Di Dokumen Rahasia AS, Inilah Peran NU dan Muhammadiyah pada Peristiwa 1965

Tempo.co

Jakarta – Sebanyak 39 dokumen rahasia milik Kedutaan Besar Amerika di Indonesia tahun 1964-1968 yang mengungkap beberapa fakta terkait rangkaian peristiwa 1965 membuka kembali sejarah kelam bangsa Indonesia. Beberapa dokumen itu menyebut sejumlah organisasi Islam di Indonesia turut serta dalam rangkaian pembantaian anggota dan simpatisan Partai Komunis Indonesia (PKI), salah satunya Ansor.
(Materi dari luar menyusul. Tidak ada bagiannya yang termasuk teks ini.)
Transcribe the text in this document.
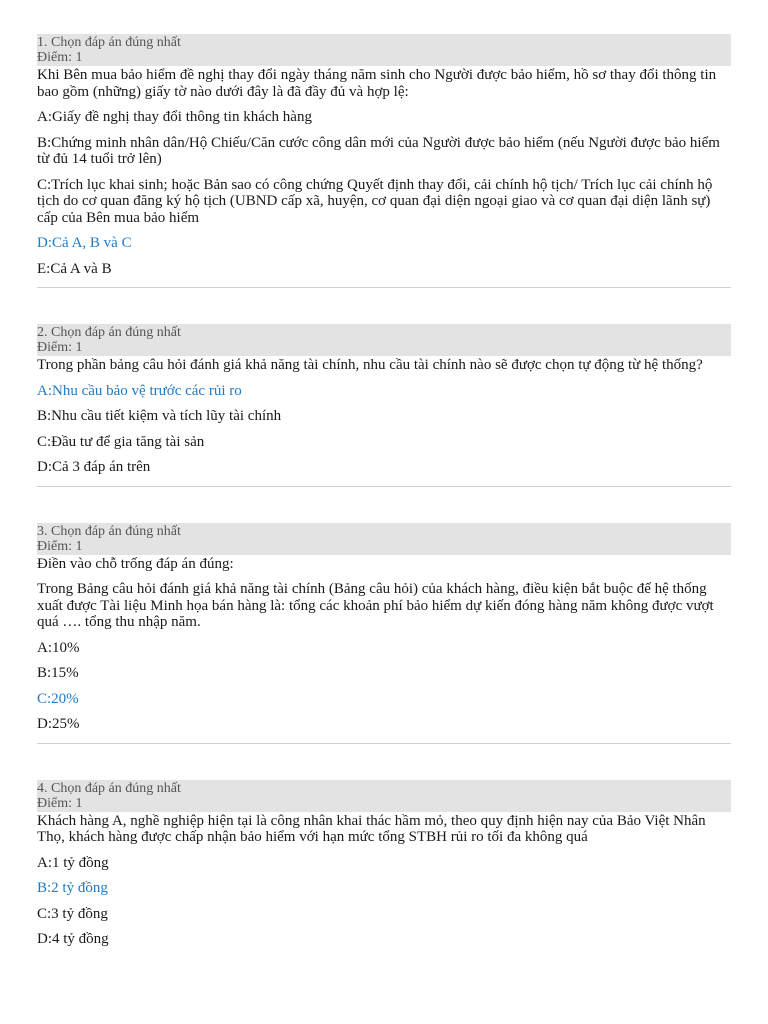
1. Chọn đáp án đúng nhất
Điểm: 1

Khi Bên mua bảo hiểm đề nghị thay đổi ngày tháng năm sinh cho Người được bảo hiểm, hồ sơ thay đổi thông tin bao gồm (những) giấy tờ nào dưới đây là đã đầy đủ và hợp lệ:

A:Giấy đề nghị thay đổi thông tin khách hàng

B:Chứng minh nhân dân/Hộ Chiếu/Căn cước công dân mới của Người được bảo hiểm (nếu Người được bảo hiểm từ đủ 14 tuổi trở lên)

C:Trích lục khai sinh; hoặc Bản sao có công chứng Quyết định thay đổi, cải chính hộ tịch/ Trích lục cải chính hộ tịch do cơ quan đăng ký hộ tịch (UBND cấp xã, huyện, cơ quan đại diện ngoại giao và cơ quan đại diện lãnh sự) cấp của Bên mua bảo hiểm

D:Cả A, B và C

E:Cả A và B

2. Chọn đáp án đúng nhất
Điểm: 1

Trong phần bảng câu hỏi đánh giá khả năng tài chính, nhu cầu tài chính nào sẽ được chọn tự động từ hệ thống?

A:Nhu cầu bảo vệ trước các rủi ro

B:Nhu cầu tiết kiệm và tích lũy tài chính

C:Đầu tư để gia tăng tài sản

D:Cả 3 đáp án trên

3. Chọn đáp án đúng nhất
Điểm: 1

Điền vào chỗ trống đáp án đúng:

Trong Bảng câu hỏi đánh giá khả năng tài chính (Bảng câu hỏi) của khách hàng, điều kiện bắt buộc để hệ thống xuất được Tài liệu Minh họa bán hàng là: tổng các khoản phí bảo hiểm dự kiến đóng hàng năm không được vượt quá …. tổng thu nhập năm.

A:10%

B:15%

C:20%

D:25%

4. Chọn đáp án đúng nhất
Điểm: 1

Khách hàng A, nghề nghiệp hiện tại là công nhân khai thác hầm mỏ, theo quy định hiện nay của Bảo Việt Nhân Thọ, khách hàng được chấp nhận bảo hiểm với hạn mức tổng STBH rủi ro tối đa không quá

A:1 tỷ đồng

B:2 tỷ đồng

C:3 tỷ đồng

D:4 tỷ đồng
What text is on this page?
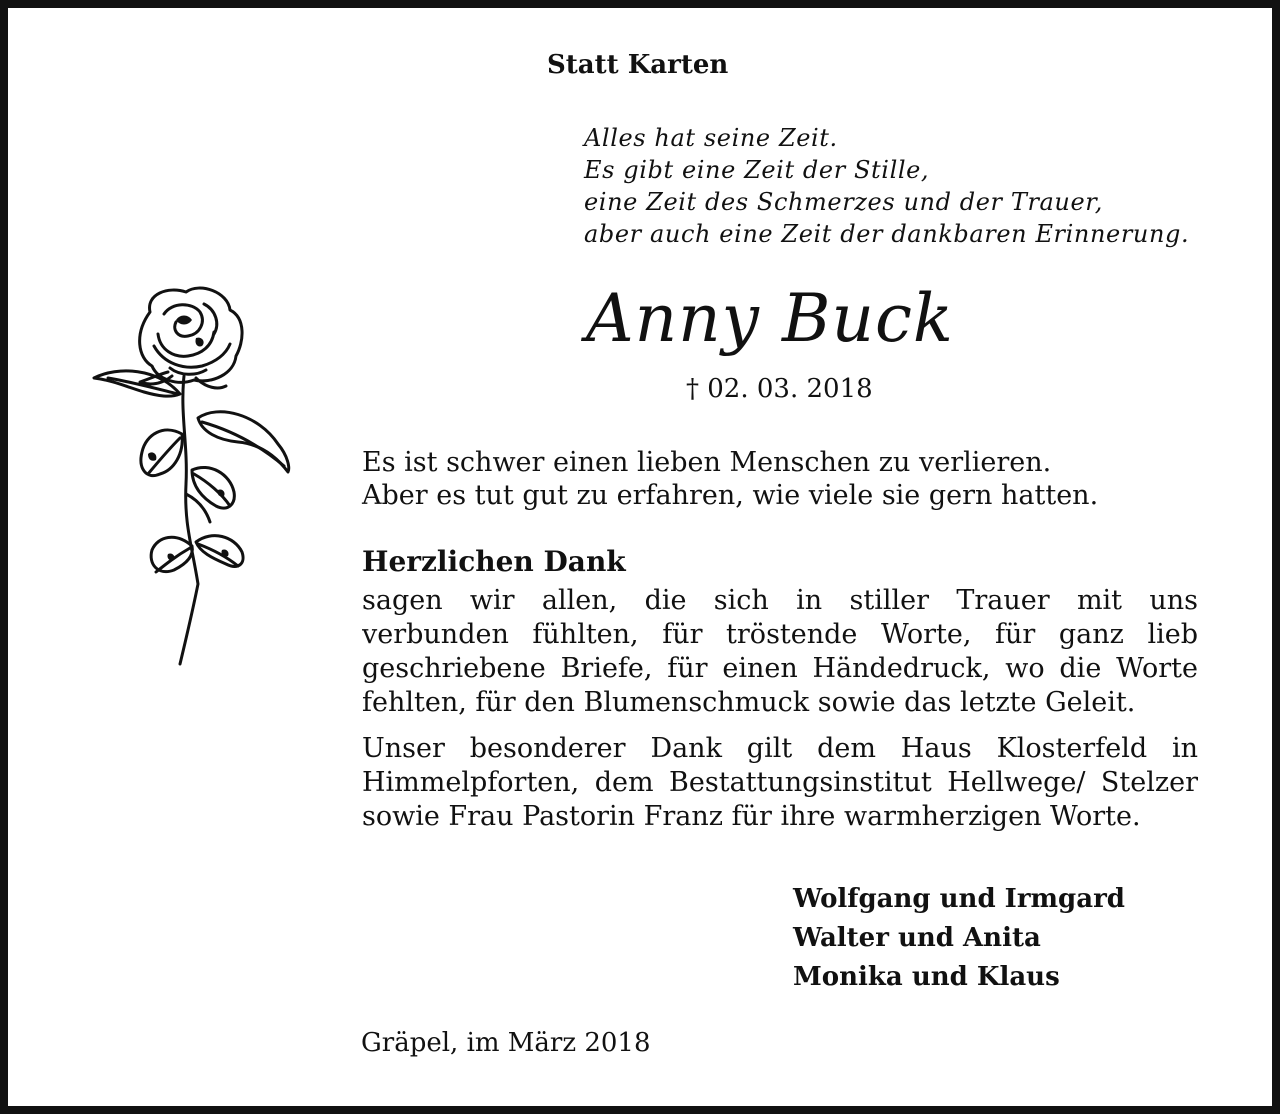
Statt Karten
Alles hat seine Zeit.
Es gibt eine Zeit der Stille,
eine Zeit des Schmerzes und der Trauer,
aber auch eine Zeit der dankbaren Erinnerung.
Anny Buck
† 02. 03. 2018
Es ist schwer einen lieben Menschen zu verlieren.
Aber es tut gut zu erfahren, wie viele sie gern hatten.
Herzlichen Dank
sagen wir allen, die sich in stiller Trauer mit uns
verbunden fühlten, für tröstende Worte, für ganz lieb
geschriebene Briefe, für einen Händedruck, wo die Worte
fehlten, für den Blumenschmuck sowie das letzte Geleit.
Unser besonderer Dank gilt dem Haus Klosterfeld in
Himmelpforten, dem Bestattungsinstitut Hellwege/ Stelzer
sowie Frau Pastorin Franz für ihre warmherzigen Worte.
Wolfgang und Irmgard
Walter und Anita
Monika und Klaus
Gräpel, im März 2018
Dalam sebuah telegram bertanggal 26 November 1965, dari Konsulat AS di Surabaya kepada Kedutaan Besar AS di Jakarta misalnya, menyebut keterlibatan Ansor yang turut serta membantai anggota PKI. “Seorang misionaris yang kembali dari Kediri pada 21 November melihat sejumlah mayat yang mengapung di sungai sementara misionaris yang kembali dari Mojokerto melihat ada 29 mayat,” dikutip dalam telegram tersebut.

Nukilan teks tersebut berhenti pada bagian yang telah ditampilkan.